The latest assessment of California’s primary tech agency by the state auditor has identified severe weaknesses in Strategic Planning, Information Security, and Project Oversight that limit the state’s management of its multi-billion dollar IT portfolio.
The report by the independent and well-respected auditor’s office flies in the face of Gov. Gavin Newsom’s repeated pledges to turn around the State of California’s dismal technology record.
“The long list of IT systems that that have failed, incurred huge cost overruns and/or were delayed for years is, or at least should be, especially embarrassing to Gov. Gavin Newsom,” according to Sacramento-based news organization CalMatters.
Considered a tech savvy official, Newsom in 2013 published a book, “Citizenville: How to Take the Town Square Digital and Reinvent Government.” I interview him about the book and his plans to bring – in his words – “State of the art – 1976 technology into the 21st Century for the state.”
In “Citizenville,” he was clear-eyed about the obstacles. “Because of the vast network of rules, regulations and laws that apply to virtually everything in government services, people aren’t sure what they’re allowed to do, much less what they’re supposed to do. Then you get IT department people who are paranoid about introducing anything new,” he wrote. “Resisting new technology is the government’s default position.”
Given that kind of clear understanding of California’s state IT issues and obstacles, plus his overall knowledge of the technology bounty available in Silicon Valley and elsewhere in the Golden State, why the continuing shipwreck on Governor Newsom’s watch after almost five years in office?
According to the auditor’s report, “State law and policy give the California Department of Technology (CDT) responsibility for and broad authority over nearly all aspects of IT in state government.” Specifically, CDT must produce an annual IT strategic plan to guide the State’s acquisition, management, and use of IT. In addition, state law requires CDT to issue and maintain policies governing the State’s information security and gives CDT the authority to conduct independent security assessments of every state agency. Finally, CDT is responsible for providing oversight of the State’s IT projects.”

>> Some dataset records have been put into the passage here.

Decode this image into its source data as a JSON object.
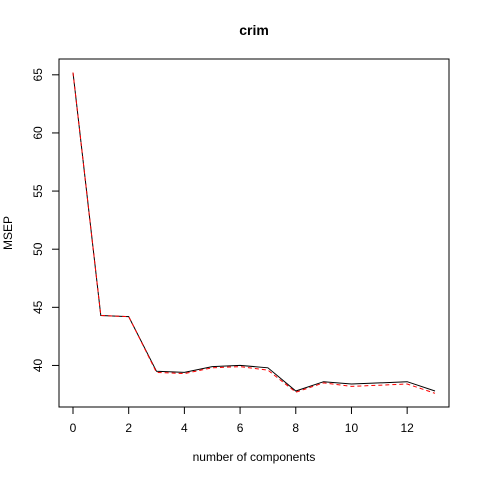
{
  "chart_data": {
    "type": "line",
    "title": "crim",
    "xlabel": "number of components",
    "ylabel": "MSEP",
    "x": [
      0,
      1,
      2,
      3,
      4,
      5,
      6,
      7,
      8,
      9,
      10,
      11,
      12,
      13
    ],
    "xlim": [
      0,
      13
    ],
    "ylim": [
      37.2,
      65.5
    ],
    "xticks": [
      0,
      2,
      4,
      6,
      8,
      10,
      12
    ],
    "yticks": [
      40,
      45,
      50,
      55,
      60,
      65
    ],
    "grid": false,
    "legend": "none",
    "series": [
      {
        "style": "solid",
        "color": "#000000",
        "values": [
          65.2,
          44.3,
          44.2,
          39.5,
          39.4,
          39.9,
          40.0,
          39.8,
          37.8,
          38.6,
          38.4,
          38.5,
          38.6,
          37.8
        ]
      },
      {
        "style": "dashed",
        "color": "#ff0000",
        "values": [
          65.2,
          44.3,
          44.2,
          39.4,
          39.3,
          39.8,
          39.9,
          39.6,
          37.7,
          38.5,
          38.2,
          38.3,
          38.4,
          37.6
        ]
      }
    ]
  }
}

And while CDT has the authority to suspend or terminate problematic projects, the auditor points out that this authority has not been exercised by CDT since 2016, while a hundred or more state IT projects are approved each year. In addition, CDT’s requirement to perform independent security assessments of all state agencies will not be completed until 2030, according to the report.
Why has this been allowed to happen over and over again for more than a quarter century at least?
Unexpectedly, during one brief shining moment during the Schwarzenegger administration beginning in 2003, he directed a total reorganization of the state’s clumsy IT group into a consolidated, cabinet agency secretariat, and appointed former Ford executive and Michigan CIO Teri Takai its first director. Over the next several years Takai orchestrated a remarkable IT renaissance for the new California Technology Agency, with clear authority and a peer-to-peer relationship among other agency cabinet secretaries and the new CIO.
In my new book for publication later this year and co-written with former state legislator, Lloyd Levin, entitled “Why Can’t California Do IT?”, I explain the reason for this success.
I maintain that there are two key factors needed for states and other governmental bodies to achieve IT success. First is for the governor and state legislature to empower the state CIO and vest the office with the authority, responsibility, resources, and support to get the job done. This determination is demonstrated through a strong CIO governance model exemplified by statutorily vesting in the CIO the enterprise IT authority for policy AND operations, and overall IT budget and oversight jurisdiction, along with the unquestionable and visible support from the governor, including most significantly cabinet status for the state CIO.
Second, in addition to the importance of an empowered CIO, for IT implementation to truly succeed, the state, or any governmental entity needs active and engaged executive program leadership in all the other secretariats.
The career state employees the governor has appointed state CIO the last few years are good people, but the new state CIO should be from outside government.
It’s something Governor Newson should do, and should have done five years ago.